O Jardim Botânico, no Rio de Janeiro, além de bairro chique e sede da Globo, é também palco de um dos conflitos que opõe hoje – indevidamente! – o direito à moradia e a preservação ambiental. No caso, trata-se do conflito entre o direito dos moradores da comunidade do Horto, que vivem ali há décadas, e a necessidade de o Jardim expandir e melhorar suas condições de pesquisa botânica e funcionamento. O núcleo de moradores teve origem na vila que abrigava funcionários de uma fábrica instalada no local no começo do século 19, e posteriormente, de trabalhadores do próprio Jardim Botânico, que foram autorizados pelo parque para residir na área, que é de propriedade da União.


Este caso é emblemático de um embate cada vez mais frequente entre a proteção do direito ambiental e do direito à moradia. A verdade é que esta contraposição é falsa. Muitas situações de conflito entre usos da terra podem e devem ser resolvidas com projetos urbanísticos e arquitetônicos que equacionem a plena realização destes direitos, com um olhar específico para cada caso. Entretanto, o que temos observado é uma enorme diferença de tratamento dos conflitos envolvendo o tema da preservação ambiental quando se trata de instituições, empresas ou moradias de alta renda e os moradores mais pobres.
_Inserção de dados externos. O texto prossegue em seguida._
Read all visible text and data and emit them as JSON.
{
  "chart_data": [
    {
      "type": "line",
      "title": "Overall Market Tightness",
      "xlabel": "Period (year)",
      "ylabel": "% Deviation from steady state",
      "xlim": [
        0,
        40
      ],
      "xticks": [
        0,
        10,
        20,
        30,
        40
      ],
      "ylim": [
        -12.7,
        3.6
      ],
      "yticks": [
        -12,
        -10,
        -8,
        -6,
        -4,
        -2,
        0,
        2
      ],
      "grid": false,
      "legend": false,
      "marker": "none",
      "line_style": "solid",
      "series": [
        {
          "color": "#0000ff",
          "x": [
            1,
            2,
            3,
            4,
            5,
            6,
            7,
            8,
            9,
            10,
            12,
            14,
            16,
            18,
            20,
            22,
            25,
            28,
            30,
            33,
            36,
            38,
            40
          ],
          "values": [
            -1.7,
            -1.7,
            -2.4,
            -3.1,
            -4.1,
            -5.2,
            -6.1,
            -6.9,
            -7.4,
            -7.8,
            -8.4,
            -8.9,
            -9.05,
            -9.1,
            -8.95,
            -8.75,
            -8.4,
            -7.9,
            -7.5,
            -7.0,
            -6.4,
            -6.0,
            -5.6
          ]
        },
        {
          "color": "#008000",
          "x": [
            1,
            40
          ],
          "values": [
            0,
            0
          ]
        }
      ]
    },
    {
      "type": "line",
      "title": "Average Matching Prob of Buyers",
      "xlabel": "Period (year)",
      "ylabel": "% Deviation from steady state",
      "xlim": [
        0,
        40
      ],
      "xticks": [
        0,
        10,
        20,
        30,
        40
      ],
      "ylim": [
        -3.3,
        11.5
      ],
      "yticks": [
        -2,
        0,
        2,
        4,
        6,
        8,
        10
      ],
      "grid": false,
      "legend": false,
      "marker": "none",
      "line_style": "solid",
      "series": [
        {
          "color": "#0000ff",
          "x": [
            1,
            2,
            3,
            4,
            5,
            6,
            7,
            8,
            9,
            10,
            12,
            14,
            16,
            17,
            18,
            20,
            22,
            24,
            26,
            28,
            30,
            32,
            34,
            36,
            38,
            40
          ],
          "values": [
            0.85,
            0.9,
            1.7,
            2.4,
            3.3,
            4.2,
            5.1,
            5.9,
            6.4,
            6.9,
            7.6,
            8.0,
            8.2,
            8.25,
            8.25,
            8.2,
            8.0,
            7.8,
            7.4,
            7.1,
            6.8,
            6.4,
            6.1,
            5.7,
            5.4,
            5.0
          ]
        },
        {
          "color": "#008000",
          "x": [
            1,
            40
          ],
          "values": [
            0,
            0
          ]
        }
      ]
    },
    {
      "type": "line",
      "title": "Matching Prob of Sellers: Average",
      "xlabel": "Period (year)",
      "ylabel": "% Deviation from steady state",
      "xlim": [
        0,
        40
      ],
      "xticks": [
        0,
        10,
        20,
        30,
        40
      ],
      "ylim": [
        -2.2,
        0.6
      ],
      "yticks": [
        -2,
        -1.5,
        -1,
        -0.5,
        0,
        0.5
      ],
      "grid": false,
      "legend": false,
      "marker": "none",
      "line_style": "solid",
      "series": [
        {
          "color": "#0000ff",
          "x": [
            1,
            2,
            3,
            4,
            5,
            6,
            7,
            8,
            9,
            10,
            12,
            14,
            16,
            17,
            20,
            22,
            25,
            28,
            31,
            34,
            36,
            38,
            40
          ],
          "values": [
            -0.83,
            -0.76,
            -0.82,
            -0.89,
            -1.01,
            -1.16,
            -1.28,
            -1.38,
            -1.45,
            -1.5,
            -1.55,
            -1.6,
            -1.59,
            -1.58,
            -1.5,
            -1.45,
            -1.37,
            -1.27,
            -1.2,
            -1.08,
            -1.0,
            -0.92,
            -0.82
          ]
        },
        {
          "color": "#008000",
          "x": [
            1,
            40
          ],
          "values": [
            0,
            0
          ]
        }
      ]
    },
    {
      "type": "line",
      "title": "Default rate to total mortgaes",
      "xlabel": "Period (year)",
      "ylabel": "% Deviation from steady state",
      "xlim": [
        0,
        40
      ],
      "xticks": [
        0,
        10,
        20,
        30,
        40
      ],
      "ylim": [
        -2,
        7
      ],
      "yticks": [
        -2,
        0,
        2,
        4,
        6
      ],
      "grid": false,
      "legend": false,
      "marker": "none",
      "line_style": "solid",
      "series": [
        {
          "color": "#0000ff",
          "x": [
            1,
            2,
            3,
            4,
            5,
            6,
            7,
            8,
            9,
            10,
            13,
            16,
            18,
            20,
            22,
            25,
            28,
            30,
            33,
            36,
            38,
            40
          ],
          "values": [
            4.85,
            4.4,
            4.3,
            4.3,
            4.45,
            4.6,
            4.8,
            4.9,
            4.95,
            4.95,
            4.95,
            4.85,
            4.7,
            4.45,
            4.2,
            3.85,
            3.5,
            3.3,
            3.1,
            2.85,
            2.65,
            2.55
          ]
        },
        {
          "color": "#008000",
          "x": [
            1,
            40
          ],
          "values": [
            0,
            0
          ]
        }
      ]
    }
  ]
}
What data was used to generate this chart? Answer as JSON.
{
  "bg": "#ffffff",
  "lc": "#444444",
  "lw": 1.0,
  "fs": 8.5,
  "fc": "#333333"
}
Enquanto para os primeiros vale a vista grossa – ou, no limite, as multas e compensações ambientais – os moradores pobres são sistematicamente removidos. Com pouco poder de disputa na esfera política, estas comunidades são definidas como “invasores” e, assim, constrói-se na opinião pública a justificativa para sua eliminação daquele lugar.


Neste caso do Jardim Botânico, um projeto desenvolvido por pesquisadores da Universidade Federal do Rio de Janeiro (UFRJ) em conjunto com a Secretaria do Patrimônio da União (SPU) busca superar conflitos entre essas esferas e compatibilizá-las, priorizando a manutenção das famílias no local. Este projeto procura regularizar o território, assegurando a preservação ambiental e, ao mesmo tempo, garantir o direito à moradia das famílias, realocando, na mesma região, as que estão em situação de risco ou cuja permanência de fato impacta nas condições de funcionamento do Jardim.


Considerando que essa é uma das áreas mais valorizadas do Rio de Janeiro, sei que os interesses em jogo são muitos e são poderosos. Mas espera-se que o interesse público prevaleça, reconhecendo suas múltiplas dimensões.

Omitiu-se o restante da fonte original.